Из дальнего угла шагнул человек, которому, похоже, пришлось немало померзнуть в этой жизни, ибо, несмотря на жарко протопленную печь, на нем были теплый свитер и валенки.
Так вот он какой, Али-Баба!
Он вполне тянул на свои шестьдесят четыре, и даже с избытком; эту густую сеть морщин уже не разгладить никакой улыбкой. Седая, неровно подстриженная борода тоже не добавляла ему молодости. Однако мальчишеская челка, ниспадавшая на широкий лоб, вносила в общую картину элемент этакой бесшабашной лихости, а серые, навыкате, глаза, далеко посаженные от носа, напоминающего уменьшенную копию валенка, смотрели с дерзким вызовом.
Весь его облик чем-то напоминал героя Жана Габена из старых гангстерских фильмов. Та же спокойная уверенность, оттененная житейским опытом и неизбывной склонностью к авантюризму.

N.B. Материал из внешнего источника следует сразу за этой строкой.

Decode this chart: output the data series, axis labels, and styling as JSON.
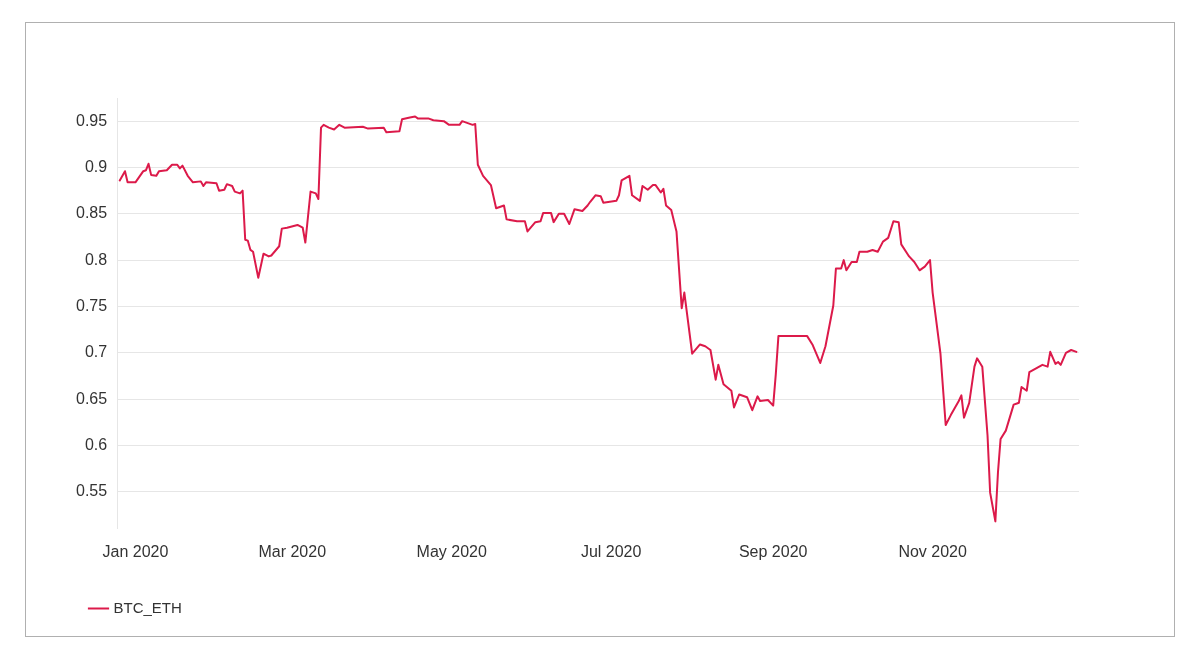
{
  "chart_data": {
    "type": "line",
    "x": [
      "2019-12-26",
      "2019-12-28",
      "2019-12-29",
      "2020-01-01",
      "2020-01-04",
      "2020-01-05",
      "2020-01-06",
      "2020-01-07",
      "2020-01-09",
      "2020-01-10",
      "2020-01-13",
      "2020-01-15",
      "2020-01-17",
      "2020-01-18",
      "2020-01-19",
      "2020-01-21",
      "2020-01-23",
      "2020-01-26",
      "2020-01-27",
      "2020-01-28",
      "2020-02-01",
      "2020-02-02",
      "2020-02-04",
      "2020-02-05",
      "2020-02-07",
      "2020-02-08",
      "2020-02-10",
      "2020-02-11",
      "2020-02-12",
      "2020-02-13",
      "2020-02-14",
      "2020-02-15",
      "2020-02-17",
      "2020-02-19",
      "2020-02-21",
      "2020-02-22",
      "2020-02-25",
      "2020-02-26",
      "2020-02-28",
      "2020-03-03",
      "2020-03-05",
      "2020-03-06",
      "2020-03-08",
      "2020-03-10",
      "2020-03-11",
      "2020-03-12",
      "2020-03-13",
      "2020-03-15",
      "2020-03-17",
      "2020-03-19",
      "2020-03-21",
      "2020-03-28",
      "2020-03-30",
      "2020-04-05",
      "2020-04-06",
      "2020-04-11",
      "2020-04-12",
      "2020-04-15",
      "2020-04-17",
      "2020-04-18",
      "2020-04-22",
      "2020-04-24",
      "2020-04-28",
      "2020-04-30",
      "2020-05-04",
      "2020-05-05",
      "2020-05-09",
      "2020-05-10",
      "2020-05-11",
      "2020-05-13",
      "2020-05-16",
      "2020-05-18",
      "2020-05-21",
      "2020-05-22",
      "2020-05-26",
      "2020-05-29",
      "2020-05-30",
      "2020-06-02",
      "2020-06-04",
      "2020-06-05",
      "2020-06-08",
      "2020-06-09",
      "2020-06-11",
      "2020-06-13",
      "2020-06-15",
      "2020-06-17",
      "2020-06-20",
      "2020-06-22",
      "2020-06-23",
      "2020-06-25",
      "2020-06-27",
      "2020-06-28",
      "2020-07-03",
      "2020-07-04",
      "2020-07-05",
      "2020-07-08",
      "2020-07-09",
      "2020-07-12",
      "2020-07-13",
      "2020-07-15",
      "2020-07-17",
      "2020-07-18",
      "2020-07-20",
      "2020-07-21",
      "2020-07-22",
      "2020-07-24",
      "2020-07-26",
      "2020-07-28",
      "2020-07-29",
      "2020-08-01",
      "2020-08-04",
      "2020-08-06",
      "2020-08-08",
      "2020-08-10",
      "2020-08-11",
      "2020-08-13",
      "2020-08-16",
      "2020-08-17",
      "2020-08-19",
      "2020-08-22",
      "2020-08-24",
      "2020-08-26",
      "2020-08-27",
      "2020-08-30",
      "2020-09-01",
      "2020-09-02",
      "2020-09-03",
      "2020-09-06",
      "2020-09-14",
      "2020-09-16",
      "2020-09-19",
      "2020-09-21",
      "2020-09-24",
      "2020-09-25",
      "2020-09-27",
      "2020-09-28",
      "2020-09-29",
      "2020-10-01",
      "2020-10-03",
      "2020-10-04",
      "2020-10-07",
      "2020-10-09",
      "2020-10-11",
      "2020-10-13",
      "2020-10-15",
      "2020-10-17",
      "2020-10-19",
      "2020-10-20",
      "2020-10-23",
      "2020-10-25",
      "2020-10-27",
      "2020-10-29",
      "2020-10-31",
      "2020-11-01",
      "2020-11-04",
      "2020-11-06",
      "2020-11-08",
      "2020-11-11",
      "2020-11-12",
      "2020-11-13",
      "2020-11-15",
      "2020-11-17",
      "2020-11-18",
      "2020-11-20",
      "2020-11-22",
      "2020-11-23",
      "2020-11-25",
      "2020-11-26",
      "2020-11-27",
      "2020-11-29",
      "2020-12-02",
      "2020-12-04",
      "2020-12-05",
      "2020-12-07",
      "2020-12-08",
      "2020-12-13",
      "2020-12-15",
      "2020-12-16",
      "2020-12-18",
      "2020-12-19",
      "2020-12-20",
      "2020-12-22",
      "2020-12-24",
      "2020-12-26"
    ],
    "series": [
      {
        "name": "BTC_ETH",
        "color": "#dc1a4a",
        "values": [
          0.886,
          0.896,
          0.884,
          0.884,
          0.896,
          0.897,
          0.904,
          0.892,
          0.891,
          0.896,
          0.897,
          0.903,
          0.903,
          0.899,
          0.902,
          0.891,
          0.884,
          0.885,
          0.88,
          0.884,
          0.883,
          0.875,
          0.876,
          0.882,
          0.88,
          0.874,
          0.872,
          0.875,
          0.822,
          0.821,
          0.811,
          0.809,
          0.781,
          0.807,
          0.804,
          0.805,
          0.815,
          0.834,
          0.835,
          0.838,
          0.835,
          0.819,
          0.874,
          0.872,
          0.866,
          0.943,
          0.946,
          0.943,
          0.941,
          0.946,
          0.943,
          0.944,
          0.942,
          0.943,
          0.938,
          0.939,
          0.952,
          0.954,
          0.955,
          0.953,
          0.953,
          0.951,
          0.95,
          0.946,
          0.946,
          0.95,
          0.946,
          0.947,
          0.903,
          0.891,
          0.881,
          0.856,
          0.859,
          0.844,
          0.842,
          0.842,
          0.831,
          0.841,
          0.842,
          0.851,
          0.851,
          0.841,
          0.85,
          0.85,
          0.839,
          0.855,
          0.853,
          0.859,
          0.863,
          0.87,
          0.869,
          0.862,
          0.864,
          0.87,
          0.886,
          0.891,
          0.87,
          0.864,
          0.88,
          0.876,
          0.881,
          0.881,
          0.873,
          0.877,
          0.859,
          0.854,
          0.831,
          0.748,
          0.765,
          0.699,
          0.709,
          0.707,
          0.703,
          0.671,
          0.687,
          0.666,
          0.659,
          0.641,
          0.655,
          0.652,
          0.638,
          0.653,
          0.648,
          0.649,
          0.643,
          0.677,
          0.718,
          0.718,
          0.718,
          0.709,
          0.689,
          0.707,
          0.751,
          0.791,
          0.791,
          0.8,
          0.789,
          0.798,
          0.798,
          0.809,
          0.809,
          0.811,
          0.809,
          0.82,
          0.824,
          0.842,
          0.841,
          0.817,
          0.804,
          0.798,
          0.789,
          0.793,
          0.8,
          0.765,
          0.699,
          0.622,
          0.633,
          0.648,
          0.654,
          0.63,
          0.646,
          0.685,
          0.694,
          0.685,
          0.611,
          0.549,
          0.518,
          0.571,
          0.607,
          0.616,
          0.644,
          0.646,
          0.663,
          0.659,
          0.679,
          0.687,
          0.685,
          0.701,
          0.688,
          0.69,
          0.687,
          0.7,
          0.703,
          0.701
        ]
      }
    ],
    "xlim": [
      "2019-12-25",
      "2020-12-27"
    ],
    "xticks": [
      {
        "value": "2020-01-01",
        "label": "Jan 2020"
      },
      {
        "value": "2020-03-01",
        "label": "Mar 2020"
      },
      {
        "value": "2020-05-01",
        "label": "May 2020"
      },
      {
        "value": "2020-07-01",
        "label": "Jul 2020"
      },
      {
        "value": "2020-09-01",
        "label": "Sep 2020"
      },
      {
        "value": "2020-11-01",
        "label": "Nov 2020"
      }
    ],
    "ylim": [
      0.51,
      0.975
    ],
    "yticks": [
      0.55,
      0.6,
      0.65,
      0.7,
      0.75,
      0.8,
      0.85,
      0.9,
      0.95
    ],
    "grid": "y",
    "legend": "bottom left",
    "marker": "none",
    "line_style": "solid"
  }
}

Завидев меня, Пустынцев расплылся в широчайшей улыбке, демонстрируя ряд золотых зубов.
– Здорово, Ярослав! Так вот ты какой! А мне Иришка все уши прожужжала про то, как
ловко ты отбил ее у этих подонков. Ну, думаю, пропади оно все пропадом, а подружиться с таким мировым парнем я обязан! Дай-ка я тебя толком рассмотрю… Орел!
Он крепко стиснул мою ладонь своей, похожей на совковую лопату, затем потянул к столу:
– Давай, Славка, – разреши уж я буду так тебя величать – хряпнем за знакомство! Садись, где тебе удобнее! Разносолов всяких у меня нет, но все домашнее, все от чистого сердца. Ухаживай за собой сам, не стесняйся. А ты, дочка, дай ему полотенце.
Он принялся разливать водку, балагуря без передышки. Что ж, тем лучше. Пусть подвыпустит пар.
– На гитаре играешь? – продолжал допытываться он. – «Брызги шампанского» знаешь? А «Цыганочку»? А я люблю! Вот погоди, перекусим малость, тогда и споем, да так, что чертям станет тошно. Бери картошку! А сало какое, погляди! Розовое, как румянец красавицы. Так и тает на языке.
Картофель был обжигающе горячим, только что из печи, но он спокойно держал картофелину узловатыми пальцами с квадратными ногтями, сдирая кожуру, как скальп.
Затем снова как бы с восхищением принялся разглядывать меня.
– Ай да Славка! Ай да молодец! Люблю отважных парней! Сам такой. Ты огурчик, огурчик ухвати. Так и хрустит. Ни с каким ананасом не сравнить. Сам солил. Ну, чего молчишь? Иришка, твой дружок, похоже, язык проглотил, а? – Он откусил сразу пол картофелины и запил ее водкой.